Medical science monitor : international medical journal of experimental and clinical research. 2014;20:894-904
Plain language summary
Walking and yoga are types of exercise that may be useful for weight loss. The aim of this study was to compare the effects of yoga and walking on the biochemistry, body composition, balance and strength in overweight people. 68 Indian adults who were overweight or obese were allocated to either yoga or walking twice a day for 15 days. Both groups were given the same plant-based diet providing 1,650 kcal/day Both groups showed similar and significant decreases in body mass index (BMI), waist and hip circumference, lean mass, body water and total cholesterol over the 15 days. The yoga group increased serum leptin and decreased LDL cholesterol. The walking group decreased serum adiponectin and triglycerides. Since there was no control group, it was not possible to attribute the changes to the yoga or walking, rather than the diet. The authors concluded that both yoga and walking improved anthropometric variables and serum lipid profile in overweight and obese people, and that these interventions may be useful in treating obesity.
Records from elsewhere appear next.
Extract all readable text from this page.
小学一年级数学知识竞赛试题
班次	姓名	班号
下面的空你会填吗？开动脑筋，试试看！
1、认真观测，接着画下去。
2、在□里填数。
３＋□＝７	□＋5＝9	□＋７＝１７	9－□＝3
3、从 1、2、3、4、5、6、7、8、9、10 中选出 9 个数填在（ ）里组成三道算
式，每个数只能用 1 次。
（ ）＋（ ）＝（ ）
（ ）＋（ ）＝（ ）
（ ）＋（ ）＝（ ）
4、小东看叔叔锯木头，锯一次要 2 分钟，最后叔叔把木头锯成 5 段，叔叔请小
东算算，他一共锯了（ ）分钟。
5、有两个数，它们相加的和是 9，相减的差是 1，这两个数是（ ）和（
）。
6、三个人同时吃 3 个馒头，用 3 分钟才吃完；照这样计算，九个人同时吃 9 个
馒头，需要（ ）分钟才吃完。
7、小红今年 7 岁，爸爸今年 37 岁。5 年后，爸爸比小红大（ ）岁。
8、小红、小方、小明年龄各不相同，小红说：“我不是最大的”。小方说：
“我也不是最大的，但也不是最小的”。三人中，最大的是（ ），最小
BACKGROUND Walking and yoga have been independently evaluated for weight control; however, there are very few studies comparing the 2 with randomization. MATERIAL AND METHODS The present study compared the effects of 90 minutes/day for 15 days of supervised yoga or supervised walking on: (i) related biochemistry, (ii) anthropometric variables, (iii) body composition, (iv) postural stability, and (v) bilateral hand grip strength in overweight and obese persons. Sixty-eight participants, of whom 5 were overweight (BMI ≥25 kg/m2) and 63 were obese (BMI ≥30 kg/m2; group mean age ±S.D., 36.4±11.2 years; 35 females), were randomized as 2 groups - (i) a yoga group and (ii) a walking group - given the same diet. RESULTS All differences were pre-post changes within each group. Both groups showed a significant (p<0.05; repeated measures ANOVA, post-hoc analyses) decrease in: BMI, waist circumference, hip circumference, lean mass, body water, and total cholesterol. The yoga group increased serum leptin (p<0.01) and decreased LDL cholesterol (p<0.05). The walking group decreased serum adiponectin (p<0.05) and triglycerides (p<0.05). CONCLUSIONS Both yoga and walking improved anthropometric variables and serum lipid profile in overweight and obese persons. The possible implications are discussed.